What are the main points you would like community oncologists to take home?
The other topic that I think is interesting is how the microbiome intersects with cancer, cancer risks, susceptibility, and effectiveness of treatment. We’re increasing our awareness of how the bacteria, viruses, and fungi that live within us and on us affect our health. There is quite a bit of emerging evidence that our microbiome may effect both our cancer susceptibility, as well as the effectiveness of treatment. That is just emerging. The next 5 to 10 years is going to be interesting. An important point is the BRCA mutational story extends to prostate cancer. When we think about patients who have BRCA mutations, we're concerned about their families having breast and ovarian cancer, but we should also be thinking about enhanced screening and detection of prostate cancer in those families.

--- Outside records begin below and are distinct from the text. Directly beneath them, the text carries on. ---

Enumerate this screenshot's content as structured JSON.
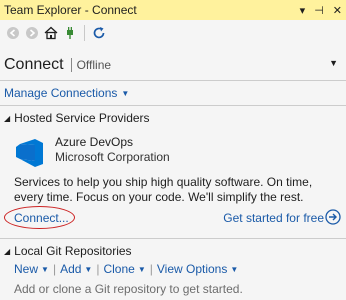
{
  "window": {
    "title": "Team Explorer - Connect",
    "controls": {
      "dropdown": "▾",
      "pin": "⊣",
      "close": "✕"
    }
  },
  "toolbar": {
    "icons": [
      "back-icon",
      "forward-icon",
      "home-icon",
      "plug-icon",
      "refresh-icon"
    ]
  },
  "header": {
    "title": "Connect",
    "status": "Offline"
  },
  "manage_connections": {
    "label": "Manage Connections"
  },
  "hosted_section": {
    "title": "Hosted Service Providers",
    "provider": {
      "name": "Azure DevOps",
      "company": "Microsoft Corporation",
      "description": "Services to help you ship high quality software. On time, every time. Focus on your code. We'll simplify the rest.",
      "connect_label": "Connect...",
      "get_started_label": "Get started for free"
    }
  },
  "git_section": {
    "title": "Local Git Repositories",
    "actions": {
      "new": "New",
      "add": "Add",
      "clone": "Clone",
      "view_options": "View Options"
    },
    "hint": "Add or clone a Git repository to get started."
  },
  "colors": {
    "titlebar": "#fff29d",
    "link": "#1a5aa8",
    "azure_blue": "#0078d4",
    "highlight_circle": "#cc2222"
  }
}
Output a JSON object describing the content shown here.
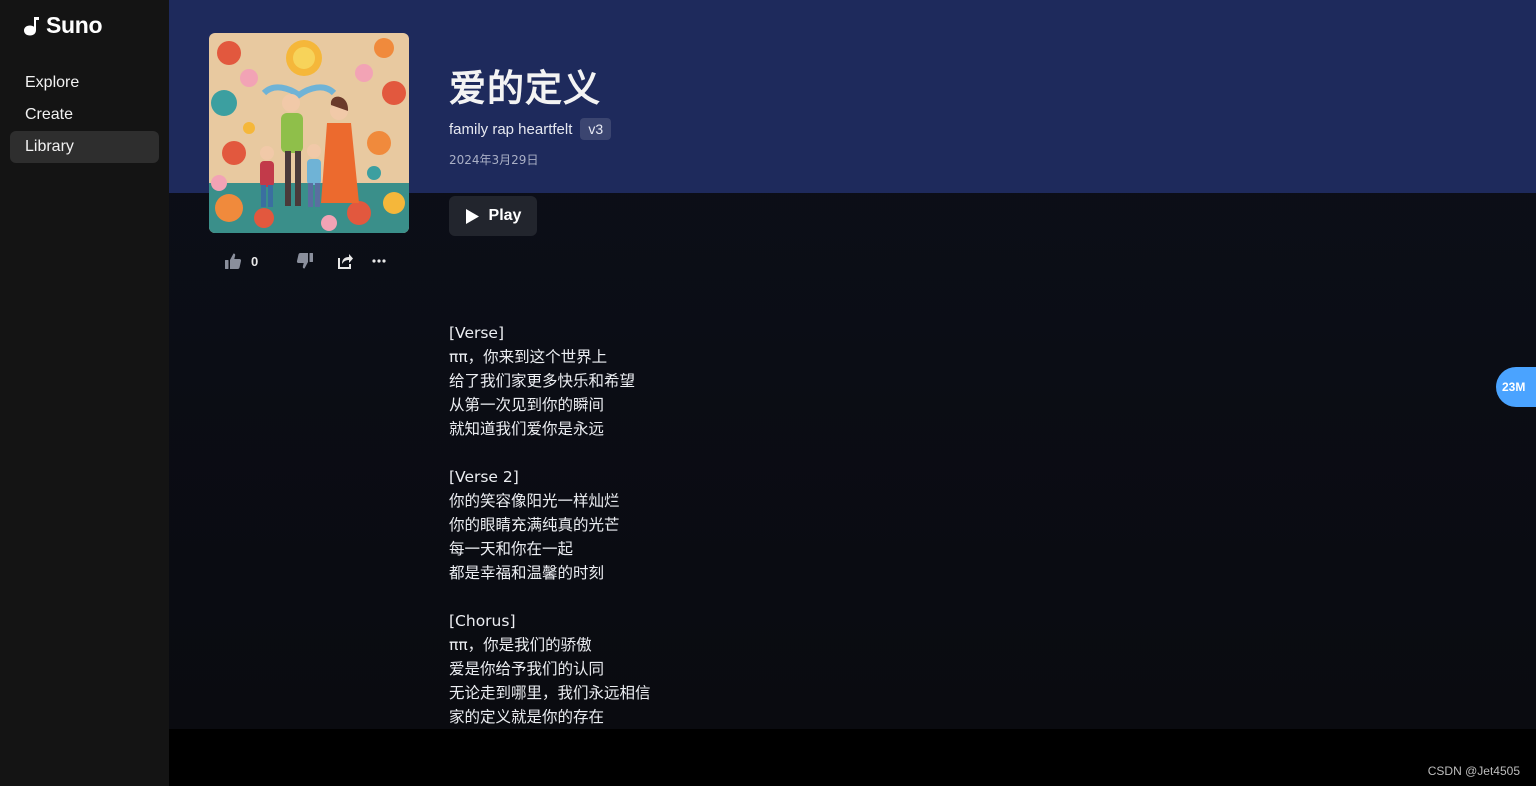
{
  "brand": {
    "name": "Suno"
  },
  "sidebar": {
    "items": [
      {
        "label": "Explore",
        "active": false
      },
      {
        "label": "Create",
        "active": false
      },
      {
        "label": "Library",
        "active": true
      }
    ]
  },
  "song": {
    "title": "爱的定义",
    "tags": "family rap heartfelt",
    "version": "v3",
    "date": "2024年3月29日",
    "play_label": "Play",
    "like_count": "0",
    "lyrics": [
      "[Verse]",
      "ππ，你来到这个世界上",
      "给了我们家更多快乐和希望",
      "从第一次见到你的瞬间",
      "就知道我们爱你是永远",
      "",
      "[Verse 2]",
      "你的笑容像阳光一样灿烂",
      "你的眼睛充满纯真的光芒",
      "每一天和你在一起",
      "都是幸福和温馨的时刻",
      "",
      "[Chorus]",
      "ππ，你是我们的骄傲",
      "爱是你给予我们的认同",
      "无论走到哪里，我们永远相信",
      "家的定义就是你的存在"
    ]
  },
  "floating_badge": "23M",
  "watermark": "CSDN @Jet4505",
  "colors": {
    "hero": "#1e2a5c",
    "sidebar": "#141414",
    "badge": "#4aa3ff",
    "version_chip": "#3b4570"
  }
}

Another point is urologists and oncologists don't do the genetic testing. This is where genetic counselors need to get engaged. They do a wonderful job taking a pedigree of the patient, understanding what is the array of genetic tests that are available, and what the value of those tests are, since not every gene is actionable. It is a profession that is quite specific. I don’t think it’s a great idea for patients to just get their genome and their genetic risk or for physicians to just be ordering it.
Is there anything else you would like to highlight?
We should lean on our genetic professionals and genetic counselors. I make the decision to refer patients for genetic counseling, but otherwise, I attempt to stay out of the business of interpreting the very complex genetic results that we get. We realize that we're learning a lot, the field is changing fast, and we need guidance. I happen to be on the NCCN guidelines committee and we're struggling with these same issues. We're here to learn from each other and to try and organize our thoughts around these very important topics for patients.